La proyección fue presentada durante el Congreso Nacional de Energía 2026, organizado por la Cámara de Industrias de Costa Rica (CICR), donde más de 450 representantes del sector público y privado analizaron los principales desafíos que enfrenta el sistema energético nacional en un contexto marcado por el cambio climático y la incertidumbre geopolítica.
Según explicó Bogantes, el ajuste tarifario responde a la evolución del Costo Variable de Generación (CVG), componente que incorpora los costos de la generación eléctrica mediante plantas térmicas y las importaciones de electricidad, factores que han ganado peso debido a las condiciones climáticas que afectan la disponibilidad de recursos hídricos.
Las proyecciones fueron respaldadas por el presidente ejecutivo del Instituto Costarricense de Electricidad (ICE), Marco Acuña, quien advirtió que los efectos del fenómeno de El Niño ya impactan el balance energético de Costa Rica. Aunque la institución impulsa la incorporación de nuevas fuentes de generación, principalmente solar, señaló que el mayor uso de plantas térmicas impedirá una reducción de las tarifas durante 2027.
El panorama fue uno de los temas centrales del congreso, desarrollado bajo el lema "Energía: el entorno disruptivo exige decisiones", en el que industriales, autoridades, legisladores y especialistas coincidieron en la necesidad de acelerar las reformas para fortalecer la seguridad energética y preservar la competitividad del país.
Durante la inauguración del encuentro, el presidente de la Cámara de Industrias de Costa Rica, Sergio Capón Brenes, afirmó que el crecimiento económico requiere un sistema eléctrico capaz de responder a la demanda futura.
"El crecimiento de Costa Rica no se puede detener. El país no puede seguir administrando las ventajas del pasado sin construir las condiciones del futuro. Necesitamos más inversión en electricidad renovable, mejor planificación, reglas claras, tecnologías modernas y tarifas competitivas que permitan producir y competir", señaló.

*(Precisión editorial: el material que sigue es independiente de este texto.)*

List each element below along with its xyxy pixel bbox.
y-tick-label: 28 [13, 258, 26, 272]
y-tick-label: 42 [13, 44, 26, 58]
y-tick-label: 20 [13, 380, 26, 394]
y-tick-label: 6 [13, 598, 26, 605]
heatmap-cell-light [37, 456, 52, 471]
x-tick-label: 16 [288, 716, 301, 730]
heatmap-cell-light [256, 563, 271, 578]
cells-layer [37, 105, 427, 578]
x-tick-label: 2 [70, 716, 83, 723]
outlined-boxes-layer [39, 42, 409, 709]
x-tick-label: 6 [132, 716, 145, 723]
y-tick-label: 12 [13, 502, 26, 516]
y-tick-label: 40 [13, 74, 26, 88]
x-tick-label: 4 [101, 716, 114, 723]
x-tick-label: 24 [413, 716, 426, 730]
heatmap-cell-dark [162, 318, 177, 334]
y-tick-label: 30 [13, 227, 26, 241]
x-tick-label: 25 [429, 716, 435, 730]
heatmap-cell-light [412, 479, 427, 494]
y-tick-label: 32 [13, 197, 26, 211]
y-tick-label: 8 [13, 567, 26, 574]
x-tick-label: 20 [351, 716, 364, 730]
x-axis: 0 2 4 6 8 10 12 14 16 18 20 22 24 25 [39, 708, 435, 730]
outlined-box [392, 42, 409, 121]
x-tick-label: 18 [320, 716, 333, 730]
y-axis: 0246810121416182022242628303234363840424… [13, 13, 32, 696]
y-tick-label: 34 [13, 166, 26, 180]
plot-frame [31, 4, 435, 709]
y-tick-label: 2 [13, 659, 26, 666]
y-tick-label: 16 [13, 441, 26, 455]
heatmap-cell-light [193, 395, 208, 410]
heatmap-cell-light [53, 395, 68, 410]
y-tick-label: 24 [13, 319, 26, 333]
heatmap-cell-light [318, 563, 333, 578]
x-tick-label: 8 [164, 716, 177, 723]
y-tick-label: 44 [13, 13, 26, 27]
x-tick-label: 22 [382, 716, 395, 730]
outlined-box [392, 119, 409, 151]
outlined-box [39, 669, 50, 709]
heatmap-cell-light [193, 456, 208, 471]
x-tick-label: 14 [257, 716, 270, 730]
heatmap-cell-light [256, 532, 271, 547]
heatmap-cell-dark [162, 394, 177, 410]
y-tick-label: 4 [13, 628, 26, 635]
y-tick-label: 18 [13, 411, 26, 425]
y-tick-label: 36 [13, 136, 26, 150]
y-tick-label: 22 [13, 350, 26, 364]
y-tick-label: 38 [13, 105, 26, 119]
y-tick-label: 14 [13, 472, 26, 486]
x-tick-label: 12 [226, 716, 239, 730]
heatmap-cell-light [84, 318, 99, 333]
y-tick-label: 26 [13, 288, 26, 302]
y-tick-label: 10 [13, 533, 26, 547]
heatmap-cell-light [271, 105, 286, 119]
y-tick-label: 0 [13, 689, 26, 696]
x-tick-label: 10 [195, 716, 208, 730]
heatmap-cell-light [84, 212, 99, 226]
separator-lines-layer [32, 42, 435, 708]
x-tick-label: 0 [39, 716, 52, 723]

En materia de combustibles, la presidenta de RECOPE, Karla Montero, indicó que la volatilidad del mercado petrolero internacional continuará condicionando los costos energéticos, impulsada por las tensiones geopolíticas. En la misma línea, el representante del Ministerio de Ambiente y Energía (MINAE), Ronny Rodríguez, recordó que Costa Rica tiene escasa capacidad para influir sobre los precios internacionales, por lo que insistió en que la solución pasa por mejorar la eficiencia del sistema y promover reformas estructurales.

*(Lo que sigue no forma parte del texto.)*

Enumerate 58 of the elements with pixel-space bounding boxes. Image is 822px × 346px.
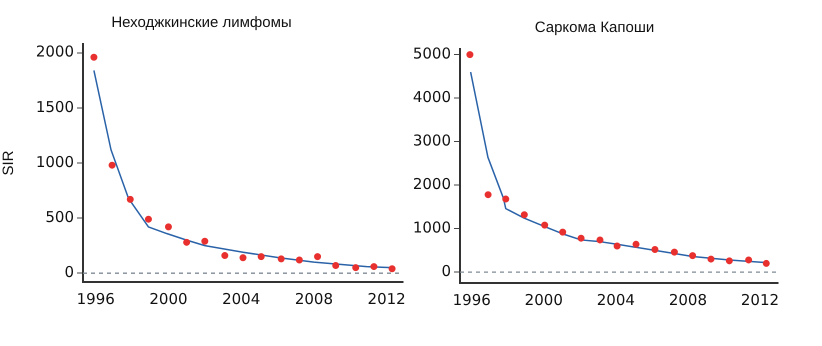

Entre las principales conclusiones del Congreso destacó el llamado a aprobar el Proyecto de Ley de Armonización del sistema eléctrico, ampliar la infraestructura energética, incorporar mayor capacidad de generación firme y atraer nuevas inversiones que permitan atender el crecimiento de la demanda, reducir la dependencia de combustibles fósiles y contener las presiones sobre las tarifas eléctricas en los próximos años.